Dextromethorphan versus Dextrorphan: A Quantitative Comparison of Antitussive Potency following Separate Administration of Metabolite.

Abstract

To assess the antitussive effects of dextrorphan (DOR) relative to its parent compound, dextromethorphan (DEX) a double-blind, randomized, placebo-controlled crossover study was conducted in 23 healthy volunteers using citric acid cough challenge test after administering placebo, DEX, or DOR. Plasma concentrations and cough frequency were monitored over 24 h, followed by model independent analysis and pharmacokinetic-pharmacodynamic (PKPD) modelling to discern the relative potency of each moiety. Model-independent pairwise analysis of the area under the effect curve (AUEC₀₋₂₄ _h) showed no significant difference between DOR, DEX, and placebo's antitussive effects (p >  .06), indicating the influence of considerable inter-individual variability and the need for larger sample sizes.

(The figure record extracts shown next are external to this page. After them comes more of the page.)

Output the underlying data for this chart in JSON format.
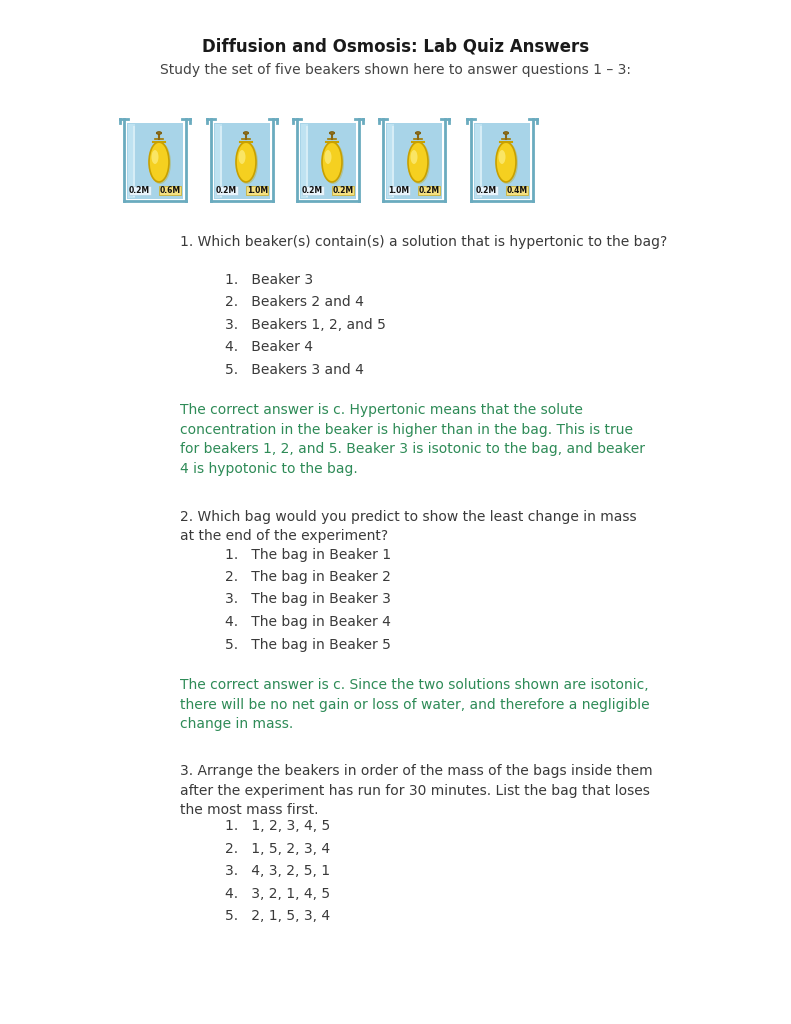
{
  "title": "Diffusion and Osmosis: Lab Quiz Answers",
  "subtitle": "Study the set of five beakers shown here to answer questions 1 – 3:",
  "bg_color": "#ffffff",
  "text_color": "#3a3a3a",
  "answer_color": "#2e8b57",
  "q1_text": "1. Which beaker(s) contain(s) a solution that is hypertonic to the bag?",
  "q1_options": [
    "1.   Beaker 3",
    "2.   Beakers 2 and 4",
    "3.   Beakers 1, 2, and 5",
    "4.   Beaker 4",
    "5.   Beakers 3 and 4"
  ],
  "q1_answer": "The correct answer is c. Hypertonic means that the solute\nconcentration in the beaker is higher than in the bag. This is true\nfor beakers 1, 2, and 5. Beaker 3 is isotonic to the bag, and beaker\n4 is hypotonic to the bag.",
  "q2_text": "2. Which bag would you predict to show the least change in mass\nat the end of the experiment?",
  "q2_options": [
    "1.   The bag in Beaker 1",
    "2.   The bag in Beaker 2",
    "3.   The bag in Beaker 3",
    "4.   The bag in Beaker 4",
    "5.   The bag in Beaker 5"
  ],
  "q2_answer": "The correct answer is c. Since the two solutions shown are isotonic,\nthere will be no net gain or loss of water, and therefore a negligible\nchange in mass.",
  "q3_text": "3. Arrange the beakers in order of the mass of the bags inside them\nafter the experiment has run for 30 minutes. List the bag that loses\nthe most mass first.",
  "q3_options": [
    "1.   1, 2, 3, 4, 5",
    "2.   1, 5, 2, 3, 4",
    "3.   4, 3, 2, 5, 1",
    "4.   3, 2, 1, 4, 5",
    "5.   2, 1, 5, 3, 4"
  ],
  "beaker_labels": [
    [
      "0.2M",
      "0.6M"
    ],
    [
      "0.2M",
      "1.0M"
    ],
    [
      "0.2M",
      "0.2M"
    ],
    [
      "1.0M",
      "0.2M"
    ],
    [
      "0.2M",
      "0.4M"
    ]
  ],
  "font_size_title": 12,
  "font_size_subtitle": 10,
  "font_size_body": 10,
  "font_size_options": 10,
  "font_size_answer": 10
}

The model-based analysis established DOR's relative potency at 26% compared to DEX, with maximum cough inhibition of 23% and IC50 of 0.3 ng/mL. PKPD measures were more accurate for DEX than DOR, particularly at lower baseline cough counts. In conclusion, while DOR retains some antitussive potency, since it is substantially less potent than DEX, higher relative concentrations are required to reach the same effect. Although separate administration of metabolite on its own is considered gold standard to establish its relative potency compared to parent compound, the variability in effect may prevent clear demonstration of effects without modelling particularly when these take benefit of the perturbing the balance of parent/metabolite ratios (e.g. via inhibition) or using the natural variational of such ratios in different individuals.